On Feb. 12, The New York Times published an article about the slippery conditions on the Grand Concourse and other parts of the Bronx, New York. The city has not been plowing nor salting these areas sufficiently, and many public walkways have been completely ignored by snow clearing crews.  Although it is the responsibility of businesses and landowners to clear the snow on their property, there are many publicly owned pieces of land that the city is obligated to clear, and it has failed to do so.

Not only is this oversight an annoyance, but it is also truly dangerous.  Much of the snow has, since falling, become compacted and icy.  This makes these public sidewalks nearly, if not fully, impassable.  This is an issue in itself, but what is more concerning is the disparity between the boroughs in regard to snow removal.  In the New York Times piece, one older Bronx man makes the point that, “If this was Park Avenue or Fifth Avenue, they’d take care of it.”  Sadly, he is correct.  Such blatant disregard for New Yorkers’ safety by the city government would not occur in Manhattan, N.Y., nor would it continue to occur for multiple snow storms, as it has in the Bronx.

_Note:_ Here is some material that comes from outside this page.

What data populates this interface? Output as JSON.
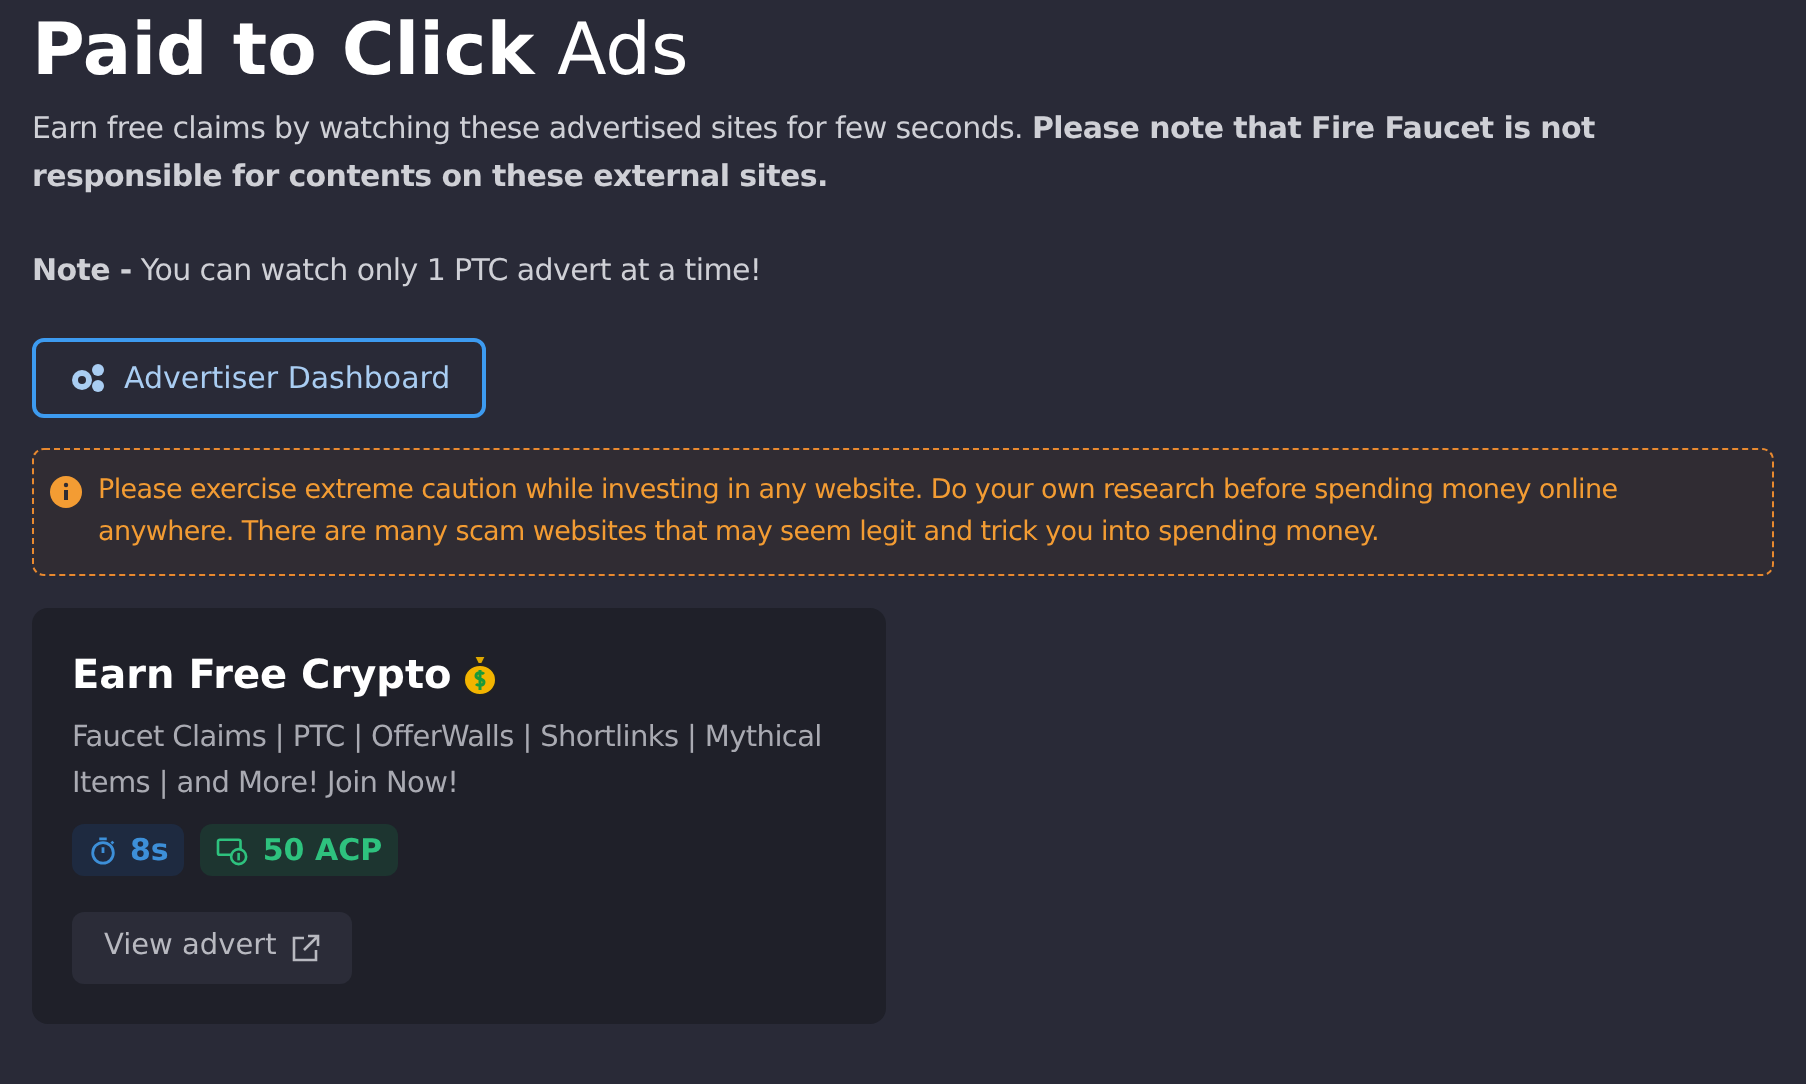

Given that the new mayor, de Blasio, is from one of the outer boroughs, it does not seem unreasonable to expect him to serve all five boroughs equally.  Manhattan does not get neglected by snow clearing crews, so the Bronx should not be neglected.  Bronx residents must walk and utilize public transport as much as residents in other boroughs, so they should not have to tip toe across snow-covered sidewalks and slip down iced-over stairs into the subway station.  The mishandling of snow clearing is unacceptable, but the discrimination against certain boroughs is wrong.

Fordham students have more to contend with than unclear city streets, unfortunately. Rose Hill has turned into a skating rink itself after major snow has hit the campus. While the roads have been passable, sidewalks have remained covered in ice and slush, sometimes for days after the snow fall. As a primarily walking campus, Rose Hill needs its sidewalks and the areas around residence halls clear for students. Hopefully this winter will be over soon, but, in the meantime, we all need to get by, and the city and the university need to help us do that.